Under the habitual guidelines, convicted offenders receive the maximum possible sentence on their charge without the possibility of parole or early release,
Jury selection was underway Monday for Lampley’s trial when he decided to enter a plea of guilty.
He had been charged by the Hattiesburg Police Department with false pretense for having made a “series of fraudulent purchases from O’Reilly Auto Parts on Broadway Drive in Hattiesburg between Jan. 14 and Jan, 20, 2020.”
Lampley also had other false pretense and shoplifting charges pending with the City of Hattiesburg and City of Petal.
Bolton decided on a trial rather than copping a plea,
Bolton was charged with burglarizing a James Street storage warehouse of the City of Hattiesburg’s Public Works Department on the afternoon of Sunday, March 22, 2020.
Bolton had worn gloves and a mask in an effort to conceal his identity from the city’s surveillance camera system.
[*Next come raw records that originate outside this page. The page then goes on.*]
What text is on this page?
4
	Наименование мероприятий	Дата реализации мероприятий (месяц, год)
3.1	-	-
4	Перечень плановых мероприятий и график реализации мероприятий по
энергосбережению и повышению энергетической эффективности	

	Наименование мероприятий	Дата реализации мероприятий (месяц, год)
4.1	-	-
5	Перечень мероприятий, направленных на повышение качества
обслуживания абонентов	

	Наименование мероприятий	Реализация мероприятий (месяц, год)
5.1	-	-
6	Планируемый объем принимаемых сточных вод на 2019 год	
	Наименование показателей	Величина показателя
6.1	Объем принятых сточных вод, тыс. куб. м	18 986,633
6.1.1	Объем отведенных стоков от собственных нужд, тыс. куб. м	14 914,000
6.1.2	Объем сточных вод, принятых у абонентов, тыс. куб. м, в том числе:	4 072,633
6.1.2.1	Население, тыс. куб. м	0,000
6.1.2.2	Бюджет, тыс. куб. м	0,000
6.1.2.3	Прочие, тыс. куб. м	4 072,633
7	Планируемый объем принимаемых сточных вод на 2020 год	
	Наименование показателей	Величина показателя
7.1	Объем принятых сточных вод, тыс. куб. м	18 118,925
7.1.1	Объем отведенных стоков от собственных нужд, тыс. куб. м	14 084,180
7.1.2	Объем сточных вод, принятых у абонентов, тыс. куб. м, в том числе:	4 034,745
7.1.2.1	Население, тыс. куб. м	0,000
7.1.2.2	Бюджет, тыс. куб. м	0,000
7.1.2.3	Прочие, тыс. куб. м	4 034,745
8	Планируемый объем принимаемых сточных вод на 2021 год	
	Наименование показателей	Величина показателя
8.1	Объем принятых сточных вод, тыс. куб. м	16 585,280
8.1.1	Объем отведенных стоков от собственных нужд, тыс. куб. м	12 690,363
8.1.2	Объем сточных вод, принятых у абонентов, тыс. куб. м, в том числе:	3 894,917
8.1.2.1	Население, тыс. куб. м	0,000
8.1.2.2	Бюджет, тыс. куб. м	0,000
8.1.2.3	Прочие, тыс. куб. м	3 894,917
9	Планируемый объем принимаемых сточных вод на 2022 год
HPD investigated the burglary and identified Bolton as the suspect.
The jury retired to deliberate on Tuesday afternoon and returned a unanimous guilty verdict after about 35 minutes.
Bolton had pending charges for two other commercial burglaries in the Palmer’s Crossing community.
He also previously had been convicted of five felony crimes, including three, non-residential burglaries, receiving stolen goods and grand larceny.
Bolton previously had not been sentenced under Mississippi’s non-violent habitual offender law until Tuesday, when Weathers gave him a seven-year, day-for-day punishment, the maximum allowed for non-residential burglary.